The 1.5 MB SRAM is available per Tensix Core that holds transient data. Hundreads of tensix cores in the chip offer enough memory capacity. The architecture avoids complex cache hierarchies, and instead uses a flat software managed SRAM pool.
The architecture has hybrid approach where data can be stored in both SRAM and DRAM, to avoid storing excessive data on-chip as well as avoiding multiple DRAM accesses by storing enough intermediate data in SRAM.
- It’s organised as 16 banks (91.5 KiB each), each capable of 128 bit read or write per cycle.

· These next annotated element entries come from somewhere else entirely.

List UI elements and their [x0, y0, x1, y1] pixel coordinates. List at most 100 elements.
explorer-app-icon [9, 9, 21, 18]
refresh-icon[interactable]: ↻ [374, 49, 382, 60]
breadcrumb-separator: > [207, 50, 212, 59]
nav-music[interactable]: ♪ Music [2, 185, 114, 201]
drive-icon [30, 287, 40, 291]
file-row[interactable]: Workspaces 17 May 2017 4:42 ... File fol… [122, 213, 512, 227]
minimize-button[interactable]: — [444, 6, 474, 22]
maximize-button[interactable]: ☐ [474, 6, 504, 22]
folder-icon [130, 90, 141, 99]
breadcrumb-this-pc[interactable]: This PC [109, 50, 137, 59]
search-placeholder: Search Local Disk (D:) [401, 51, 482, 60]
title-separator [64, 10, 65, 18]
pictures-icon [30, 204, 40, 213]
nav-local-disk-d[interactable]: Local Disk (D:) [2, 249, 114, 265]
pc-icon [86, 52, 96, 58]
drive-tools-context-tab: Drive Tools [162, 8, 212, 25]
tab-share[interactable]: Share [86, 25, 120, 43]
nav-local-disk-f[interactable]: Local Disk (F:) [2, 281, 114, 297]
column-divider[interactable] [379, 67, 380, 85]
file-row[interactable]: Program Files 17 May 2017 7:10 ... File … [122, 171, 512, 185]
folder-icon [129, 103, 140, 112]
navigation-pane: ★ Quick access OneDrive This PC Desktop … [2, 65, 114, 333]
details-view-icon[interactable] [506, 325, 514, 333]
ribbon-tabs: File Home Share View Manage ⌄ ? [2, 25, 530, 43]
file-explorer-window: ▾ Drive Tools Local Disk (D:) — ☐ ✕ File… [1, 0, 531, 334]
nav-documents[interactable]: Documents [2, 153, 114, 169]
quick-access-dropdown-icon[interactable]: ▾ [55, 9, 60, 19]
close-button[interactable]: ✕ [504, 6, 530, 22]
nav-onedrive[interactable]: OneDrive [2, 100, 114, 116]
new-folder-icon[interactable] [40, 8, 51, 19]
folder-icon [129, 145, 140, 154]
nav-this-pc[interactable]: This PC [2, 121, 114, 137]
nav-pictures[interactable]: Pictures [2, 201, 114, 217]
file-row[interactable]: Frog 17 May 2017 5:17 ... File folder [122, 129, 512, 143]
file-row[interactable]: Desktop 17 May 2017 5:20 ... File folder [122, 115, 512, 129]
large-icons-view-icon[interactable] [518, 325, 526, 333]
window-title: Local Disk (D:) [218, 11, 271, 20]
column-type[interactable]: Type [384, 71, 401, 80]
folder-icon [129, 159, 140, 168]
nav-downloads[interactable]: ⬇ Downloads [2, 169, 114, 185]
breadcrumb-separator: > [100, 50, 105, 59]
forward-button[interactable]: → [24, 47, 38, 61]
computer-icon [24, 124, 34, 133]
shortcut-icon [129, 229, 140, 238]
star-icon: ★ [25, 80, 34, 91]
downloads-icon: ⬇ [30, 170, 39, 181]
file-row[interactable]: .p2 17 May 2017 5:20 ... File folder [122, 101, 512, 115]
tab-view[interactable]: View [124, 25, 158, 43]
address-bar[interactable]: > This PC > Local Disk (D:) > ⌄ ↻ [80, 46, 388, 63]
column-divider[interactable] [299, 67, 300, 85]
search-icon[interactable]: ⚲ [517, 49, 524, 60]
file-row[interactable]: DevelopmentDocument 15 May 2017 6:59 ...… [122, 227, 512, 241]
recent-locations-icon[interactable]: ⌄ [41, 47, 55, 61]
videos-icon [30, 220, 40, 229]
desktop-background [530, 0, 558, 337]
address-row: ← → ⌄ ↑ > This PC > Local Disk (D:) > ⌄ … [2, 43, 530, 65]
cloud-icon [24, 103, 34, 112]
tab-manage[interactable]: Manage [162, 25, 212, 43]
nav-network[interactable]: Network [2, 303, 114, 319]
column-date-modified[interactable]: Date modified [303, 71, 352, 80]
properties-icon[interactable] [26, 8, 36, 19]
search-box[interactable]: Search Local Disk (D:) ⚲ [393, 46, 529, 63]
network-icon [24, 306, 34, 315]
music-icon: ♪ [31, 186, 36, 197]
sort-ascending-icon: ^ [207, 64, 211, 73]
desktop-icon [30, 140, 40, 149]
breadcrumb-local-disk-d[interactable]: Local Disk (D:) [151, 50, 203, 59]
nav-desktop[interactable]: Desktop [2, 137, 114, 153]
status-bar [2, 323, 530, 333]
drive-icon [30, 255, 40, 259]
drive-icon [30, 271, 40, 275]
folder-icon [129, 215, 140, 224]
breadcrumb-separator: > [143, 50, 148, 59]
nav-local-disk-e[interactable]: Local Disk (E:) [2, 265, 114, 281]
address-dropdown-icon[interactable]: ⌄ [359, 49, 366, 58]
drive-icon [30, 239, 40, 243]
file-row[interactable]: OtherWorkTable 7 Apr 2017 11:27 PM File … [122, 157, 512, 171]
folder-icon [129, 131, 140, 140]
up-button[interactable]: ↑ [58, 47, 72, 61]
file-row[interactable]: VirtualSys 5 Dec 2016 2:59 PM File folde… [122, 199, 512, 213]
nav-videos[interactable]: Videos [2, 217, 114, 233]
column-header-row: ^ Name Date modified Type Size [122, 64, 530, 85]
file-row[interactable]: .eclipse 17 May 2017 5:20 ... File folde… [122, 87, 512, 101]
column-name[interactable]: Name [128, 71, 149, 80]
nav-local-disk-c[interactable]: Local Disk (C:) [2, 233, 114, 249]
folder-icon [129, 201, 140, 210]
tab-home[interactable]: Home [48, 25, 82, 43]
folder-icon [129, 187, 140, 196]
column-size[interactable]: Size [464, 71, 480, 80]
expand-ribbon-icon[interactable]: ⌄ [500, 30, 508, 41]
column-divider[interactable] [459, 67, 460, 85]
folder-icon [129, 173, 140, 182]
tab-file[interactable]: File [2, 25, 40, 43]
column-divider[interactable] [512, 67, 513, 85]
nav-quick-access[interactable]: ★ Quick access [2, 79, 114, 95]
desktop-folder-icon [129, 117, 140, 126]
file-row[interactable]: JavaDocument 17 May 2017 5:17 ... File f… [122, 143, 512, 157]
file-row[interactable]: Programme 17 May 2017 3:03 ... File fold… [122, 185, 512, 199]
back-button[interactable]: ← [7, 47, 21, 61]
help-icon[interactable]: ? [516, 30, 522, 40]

- Any port can access any bank, but one at a time. If there’s a conflict, remaining ports are forced to wait.
- Some ports (6 ports) have multiple clients attached to them via mux, only one client can access it at a time and remaining will be forced to wait.

Functionalities supported by the ports:
- 128 bit read-write.
- Narrow reads, implemented by simply reading 128 bits and discarding unwamted bits, hence uses same BW as normal read.
- Narrow writes, implemented by read-modify-write operation, blocking port as well as the bank for 5 cycles, hence uses 5 times of the write bandwidth.
- Atomics (operations executed as one uninterrupted task) are implemented as read-modify-write opetations, and block the port and the corresponding bank for 5 cycles. This function is exposed to NoC and ThCon.
- Near memory accumulate (4x FP32 or INT32, sign-magniture with saturation, or 8x FP16, BF16) is implemented as atomic read-modify-write operation, or non-atomic operation. If non-atomic, then it blocks the prot and bank for only 2 cycles, but users have to ensure overlapping operations are not targetting overlapping addresses in the banks. This function is exposed to packers.
The physical placement of DRAM controllers are exploited by default, using “interleaved” mode where data is distributed across all available controllers to balance performance. For specific operations, the data can be stored in “sharded” mode where tensors are distributed across multiple Tensix cores. We’ll see them in detail.